Furthermore, patients enrolled in our study were stringently treated with VV ECMO according to a national protocol with definite inclusion and exclusion criteria. Accordingly patient management was similar in the 14 tertiary centers, as the ECMOnet organized multiple ECMO training courses open to physicians, perfusionists and nurses [18]. The parameters identified in our study are very simple to implement clinically, and the use of the ECMOnet score for the evaluation of critically ill patients for VV ECMO institution can be applied easily to patients referred from remote hospitals. External validation indicates that the information provided by the ECMOnet score is statistically robust in further patient groups.

The potential benefits of the new score, however, may be not limited to the setting of H1N1 influenza A virus-related acute lung failure.
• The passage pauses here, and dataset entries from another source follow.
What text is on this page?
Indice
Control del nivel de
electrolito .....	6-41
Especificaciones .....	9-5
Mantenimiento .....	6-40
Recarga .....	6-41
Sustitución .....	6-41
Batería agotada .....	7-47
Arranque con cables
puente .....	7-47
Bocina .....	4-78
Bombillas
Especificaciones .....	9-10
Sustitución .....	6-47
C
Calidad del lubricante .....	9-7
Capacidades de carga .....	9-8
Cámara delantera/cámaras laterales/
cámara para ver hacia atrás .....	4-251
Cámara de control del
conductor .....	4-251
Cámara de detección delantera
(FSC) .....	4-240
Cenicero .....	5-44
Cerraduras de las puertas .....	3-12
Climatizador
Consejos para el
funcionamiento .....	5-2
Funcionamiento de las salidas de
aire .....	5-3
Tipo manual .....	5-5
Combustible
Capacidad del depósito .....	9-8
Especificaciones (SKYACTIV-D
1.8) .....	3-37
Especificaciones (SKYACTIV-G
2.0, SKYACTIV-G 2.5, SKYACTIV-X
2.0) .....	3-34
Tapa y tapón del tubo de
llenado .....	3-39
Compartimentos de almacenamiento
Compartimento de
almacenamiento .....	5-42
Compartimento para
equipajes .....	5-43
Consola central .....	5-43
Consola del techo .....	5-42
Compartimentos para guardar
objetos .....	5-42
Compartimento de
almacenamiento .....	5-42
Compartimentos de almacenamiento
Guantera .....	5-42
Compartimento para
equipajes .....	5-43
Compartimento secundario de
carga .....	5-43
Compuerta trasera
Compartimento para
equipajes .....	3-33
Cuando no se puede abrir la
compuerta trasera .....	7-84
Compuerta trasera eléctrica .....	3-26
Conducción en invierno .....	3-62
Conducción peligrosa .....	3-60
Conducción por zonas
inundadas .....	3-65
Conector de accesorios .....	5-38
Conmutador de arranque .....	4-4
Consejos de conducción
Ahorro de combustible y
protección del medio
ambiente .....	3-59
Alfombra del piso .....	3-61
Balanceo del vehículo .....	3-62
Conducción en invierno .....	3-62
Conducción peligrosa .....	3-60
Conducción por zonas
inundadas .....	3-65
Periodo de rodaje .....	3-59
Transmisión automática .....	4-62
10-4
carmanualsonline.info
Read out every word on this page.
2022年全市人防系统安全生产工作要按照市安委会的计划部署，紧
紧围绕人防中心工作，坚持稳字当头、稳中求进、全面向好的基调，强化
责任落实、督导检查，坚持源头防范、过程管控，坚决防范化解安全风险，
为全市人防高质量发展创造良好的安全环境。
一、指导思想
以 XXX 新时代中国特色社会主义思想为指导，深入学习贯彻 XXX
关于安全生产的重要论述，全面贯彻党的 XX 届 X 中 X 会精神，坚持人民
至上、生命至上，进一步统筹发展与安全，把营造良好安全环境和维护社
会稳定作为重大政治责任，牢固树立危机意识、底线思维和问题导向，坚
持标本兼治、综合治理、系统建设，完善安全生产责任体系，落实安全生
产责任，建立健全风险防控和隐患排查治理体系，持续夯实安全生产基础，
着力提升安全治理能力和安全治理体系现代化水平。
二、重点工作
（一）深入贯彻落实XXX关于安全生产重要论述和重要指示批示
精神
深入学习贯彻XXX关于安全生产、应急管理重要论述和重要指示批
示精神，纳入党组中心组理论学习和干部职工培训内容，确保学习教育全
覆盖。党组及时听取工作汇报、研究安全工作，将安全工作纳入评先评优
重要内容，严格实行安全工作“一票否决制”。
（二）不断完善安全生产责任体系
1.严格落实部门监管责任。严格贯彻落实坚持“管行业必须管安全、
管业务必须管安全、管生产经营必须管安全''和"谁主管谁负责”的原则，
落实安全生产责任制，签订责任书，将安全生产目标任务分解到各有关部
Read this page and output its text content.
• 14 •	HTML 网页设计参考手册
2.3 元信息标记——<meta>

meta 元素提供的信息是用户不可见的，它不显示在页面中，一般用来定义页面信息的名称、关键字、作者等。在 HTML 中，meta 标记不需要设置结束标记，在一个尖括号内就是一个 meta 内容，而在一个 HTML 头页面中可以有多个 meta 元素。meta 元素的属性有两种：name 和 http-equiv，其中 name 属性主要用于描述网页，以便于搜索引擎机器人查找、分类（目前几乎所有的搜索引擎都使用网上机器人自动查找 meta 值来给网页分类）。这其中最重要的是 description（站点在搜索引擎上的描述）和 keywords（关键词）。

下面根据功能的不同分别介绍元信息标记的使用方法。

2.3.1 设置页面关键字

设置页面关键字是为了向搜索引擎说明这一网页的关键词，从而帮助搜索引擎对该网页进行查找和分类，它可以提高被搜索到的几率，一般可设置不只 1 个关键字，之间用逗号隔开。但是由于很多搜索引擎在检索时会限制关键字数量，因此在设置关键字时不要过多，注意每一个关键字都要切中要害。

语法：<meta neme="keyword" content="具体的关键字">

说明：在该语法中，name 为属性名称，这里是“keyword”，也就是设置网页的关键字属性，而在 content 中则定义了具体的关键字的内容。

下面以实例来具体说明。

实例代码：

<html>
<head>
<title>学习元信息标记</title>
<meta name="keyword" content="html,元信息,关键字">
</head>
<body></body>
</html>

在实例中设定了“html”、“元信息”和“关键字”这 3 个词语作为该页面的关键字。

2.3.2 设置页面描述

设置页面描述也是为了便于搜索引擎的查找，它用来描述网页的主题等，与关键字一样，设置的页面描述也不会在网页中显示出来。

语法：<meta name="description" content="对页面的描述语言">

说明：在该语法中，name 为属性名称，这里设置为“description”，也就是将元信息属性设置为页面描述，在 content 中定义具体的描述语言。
After further validation in different settings of acute respiratory distress syndrome, endorsing this score in clinical practice would allow cannulation of patients in the presence of organ dysfunction before strict respiratory criteria are met and refusal of ECMO in patients with high predicted mortality.

Protective ventilation was shown to improve survival in patients with ARDS by the ARDS network [19]. Besides its lung-protective effects, the favorable effects of ECMO appear to be related to its beneficial hemodynamic impact on preserving distal perfusion (i.e., kidney, liver), particularly if focusing on causes of death.

ECMO is safer, cheaper and simpler than in previous eras [20]. While the CESAR trial showed an improvement in survival [1], the ECMOnet experience demonstrated that its application is feasible and effective [6]. Moreover, the ECMOnet data set analysis allowed the development of the ECMOnet score, and the validation analysis revealed a potentially strong impact on clinical practice.

Some limitations of this study should be acknowledged. First, complications occurring during ECMO have a strong impact on the outcome, and these are not addressed with baseline parameters. Our study used predefined indications for ECMO based on gas exchange and ventilator pressure, which are not universally standardized and remain an important matter of discussion. Another limitation is the inability to provide a distinction between patients with viral sepsis at baseline and those who had superinfection, as the majority of deaths in our population were related to multiple organ failure associated with sepsis and septic shock. However, the facts should not be underestimated that the overlap between shock, SIRS, ECMO itself and sepsis is always part of the clinical scenario in patients undergoing extracorporeal support [21] and that all patients were already septic at baseline. Finally, the accuracy of the ECMOnet score [62 % (95 % IC 49–74 %)], and the sensitivity and specificity [51 % (95 % IC 35–68 %) and 76 % (95 % IC 59–93 %), respectively] should be further validated in larger ARDS populations.

Conclusions

Our data provide new perspectives concerning the allocation of resources for VV ECMO. We confirm the strong clinical perception that survival is strongly correlated to extrapulmonary organ function at the time of ECMO initiation. This knowledge may help to identify potential candidates for ECMO support according to their mortality risk and provides guidance to solve crucial economic and ethical issues.